PSN Security Issues Beyond Console Wars
It's been over a week now that the Playstation Network has been offline. From anger, to confusion, and back to anger, gamers all across the globe have certainly all felt the affect by now.
Of course, it's not really that big a deal not to have access to online gaming for a week. So you can't buy a PSN game or play Call of Duty online - I'm sure most people will get over that aspect. The real problem here is not the outage itself, but the reason for the outage:
Valued PlayStation Network/Qriocity Customer:
We have discovered that between April 17 and April 19, 2011, certain PlayStation Network and Qriocity service user account information was compromised in connection with an illegal and unauthorized intrusion into our network. In response to this intrusion, we have:
- emporarily turned off PlayStation Network and Qriocity services;
- Engaged an outside, recognized security firm to conduct a full and complete investigation into what happened; and
- Quickly taken steps to enhance security and strengthen our network infrastructure by re-building our system to provide you with greater protection of your personal information.
We greatly appreciate your patience, understanding and goodwill as we do whatever it takes to resolve these issues as quickly and efficiently as practicable.
Although we are still investigating the details of this incident, we believe that an unauthorized person has obtained the following information that you provided: name, address (city, state, zip), country, email address, birthdate, PlayStation Network/Qriocity password and login, and handle/PSN online ID. It is also possible that your profile data, including purchase history and billing address (city, state, zip), and your PlayStation Network/Qriocity password security answers may have been obtained. If you have authorized a sub-account for your dependent, the same data with respect to your dependent may have been obtained. While there is no evidence at this time that credit card data was taken, we cannot rule out the possibility. If you have provided your credit card data through PlayStation Network or Qriocity, out of an abundance of caution we are advising you that your credit card number (excluding security code) and expiration date may have been obtained.

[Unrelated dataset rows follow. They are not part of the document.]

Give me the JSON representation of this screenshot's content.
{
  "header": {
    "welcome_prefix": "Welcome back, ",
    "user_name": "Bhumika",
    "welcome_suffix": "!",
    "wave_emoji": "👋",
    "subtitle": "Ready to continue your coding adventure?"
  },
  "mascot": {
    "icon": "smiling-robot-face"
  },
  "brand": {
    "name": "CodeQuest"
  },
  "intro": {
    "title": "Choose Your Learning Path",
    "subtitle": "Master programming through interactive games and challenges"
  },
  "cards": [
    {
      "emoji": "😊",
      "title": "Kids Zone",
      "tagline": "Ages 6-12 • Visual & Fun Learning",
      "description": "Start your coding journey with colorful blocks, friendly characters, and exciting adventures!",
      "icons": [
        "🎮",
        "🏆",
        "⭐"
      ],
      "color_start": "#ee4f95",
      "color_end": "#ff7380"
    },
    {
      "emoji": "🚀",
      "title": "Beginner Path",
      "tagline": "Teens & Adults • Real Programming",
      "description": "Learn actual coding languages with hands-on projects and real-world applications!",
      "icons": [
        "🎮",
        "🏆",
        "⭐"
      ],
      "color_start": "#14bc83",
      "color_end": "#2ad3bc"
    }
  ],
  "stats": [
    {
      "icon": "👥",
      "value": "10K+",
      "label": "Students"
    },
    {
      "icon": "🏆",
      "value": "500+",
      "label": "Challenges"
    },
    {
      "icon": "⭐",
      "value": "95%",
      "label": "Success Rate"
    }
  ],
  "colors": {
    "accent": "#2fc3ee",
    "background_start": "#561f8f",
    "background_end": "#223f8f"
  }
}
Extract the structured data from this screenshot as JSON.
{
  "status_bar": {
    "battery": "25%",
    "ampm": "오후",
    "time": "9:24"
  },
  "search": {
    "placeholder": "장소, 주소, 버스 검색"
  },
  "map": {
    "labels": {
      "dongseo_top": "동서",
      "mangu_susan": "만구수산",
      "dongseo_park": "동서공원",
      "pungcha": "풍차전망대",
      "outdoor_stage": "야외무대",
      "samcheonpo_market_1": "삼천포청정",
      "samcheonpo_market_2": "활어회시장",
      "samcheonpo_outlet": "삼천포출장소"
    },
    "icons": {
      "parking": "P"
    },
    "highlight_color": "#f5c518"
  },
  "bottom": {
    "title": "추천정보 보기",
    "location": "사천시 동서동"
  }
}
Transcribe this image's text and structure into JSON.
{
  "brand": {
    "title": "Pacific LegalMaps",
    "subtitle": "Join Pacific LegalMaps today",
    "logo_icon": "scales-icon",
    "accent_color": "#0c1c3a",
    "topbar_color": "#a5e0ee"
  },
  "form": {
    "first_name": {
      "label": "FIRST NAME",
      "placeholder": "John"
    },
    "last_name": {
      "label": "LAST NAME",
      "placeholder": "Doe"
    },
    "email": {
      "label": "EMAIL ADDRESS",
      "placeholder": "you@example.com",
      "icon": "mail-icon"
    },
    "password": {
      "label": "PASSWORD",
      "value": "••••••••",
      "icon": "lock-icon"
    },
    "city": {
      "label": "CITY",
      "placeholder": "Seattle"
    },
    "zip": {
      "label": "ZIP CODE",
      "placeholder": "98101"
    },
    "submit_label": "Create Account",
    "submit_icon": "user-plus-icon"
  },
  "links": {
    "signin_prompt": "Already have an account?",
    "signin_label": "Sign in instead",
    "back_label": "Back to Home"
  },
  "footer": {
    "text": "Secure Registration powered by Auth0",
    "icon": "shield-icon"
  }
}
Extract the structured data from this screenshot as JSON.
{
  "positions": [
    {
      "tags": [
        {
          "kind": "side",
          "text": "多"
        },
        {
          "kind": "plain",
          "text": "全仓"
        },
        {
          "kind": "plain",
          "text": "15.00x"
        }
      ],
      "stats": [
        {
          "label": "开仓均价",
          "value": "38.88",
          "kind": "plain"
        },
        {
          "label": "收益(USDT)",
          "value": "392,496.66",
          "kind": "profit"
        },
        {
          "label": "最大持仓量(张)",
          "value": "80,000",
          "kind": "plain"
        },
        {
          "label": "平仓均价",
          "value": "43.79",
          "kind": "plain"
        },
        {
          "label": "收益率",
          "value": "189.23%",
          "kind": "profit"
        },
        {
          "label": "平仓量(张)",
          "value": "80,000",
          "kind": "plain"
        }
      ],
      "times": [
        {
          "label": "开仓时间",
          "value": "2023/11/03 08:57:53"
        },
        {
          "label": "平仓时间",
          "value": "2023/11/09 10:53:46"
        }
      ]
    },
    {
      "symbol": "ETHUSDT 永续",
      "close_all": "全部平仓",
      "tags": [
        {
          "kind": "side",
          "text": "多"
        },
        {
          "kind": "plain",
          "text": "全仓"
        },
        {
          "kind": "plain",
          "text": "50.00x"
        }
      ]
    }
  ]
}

Source: Official Playstation Blog
To put it in simple terms, hackers likely have the personal information and even the credit card numbers of nearly eighty million Playstation Network Subscribers, yours truly included. Scary stuff, right?
Forgetting for a second the fact that millions of people around the world are now at the risk of identity theft, and the fact that no one has any idea who might have this information - no hacking organization, whether it be an individual or a group as big as Anonymous is going to take responsibility for this, considering that this is pretty clearly cut as illegal. People have actually managed to turn this into a argument for the console wars.
You don't have to venture too far to find people using this as an argument for the Xbox 360 and against the Playstation 3, how this has never happened to Xbox Live and how this is the reason people play for Xbox Live Gold Memberships.
Let me stop those people right there and say that it obviously isn't the reason people pay for XBL Gold. No one could have seen this coming, and regardless of security issues, or troll wars with hackers, this transcends any console war, any argument about one service or another. It should be clear as water that Xbox users are likely just as much at risk as Playstation users. Obviously, some of Sony's business practices have rubbed these hackers the wrong way, and it's very likely that the whole GeoHot thing was a catalyst for this latest attack - the timing is simply too convenient. There's absolutely nothing stopping these people from extending these activities to other platforms.
The bottom line here is that a bunch of people, including readers of this site, have had their personal information violated. So I plead to everyone. Please don't make this about one console being better than another. Yes, Sony will have to answer for this and their company is likely on the verge of a major backlash - and rightfully so - but gamers shouldn't have to suffer for their mistakes.
The other issue here is the fact that Sony took a week to specify the nature of the attack, and that personal information was likely stolen. Many have complained that Sony should have informed people immediately about the risk, but again, people have to realize that these things take time.
Once Sony detected an intrusion, forensic work had to be done to verify the nature of the intrusion. Telling people that information had been stolen without being certain of it would have created an unnecessary panic.
Naturally, the company had their bottom line and stocks to think of as well.
Don't get me wrong, there are definitely a lot of question Sony has to answer, and frankly, it will likely make even some of the most staunch Playstation supporters to rethink their dedication to this company and their products. But right now, all that matters is the safety of the information of its users, and finding the people behind this.
There is no word on when the PS Network will be back, but expect at least some services to be back up within a week. More on this story as it develops.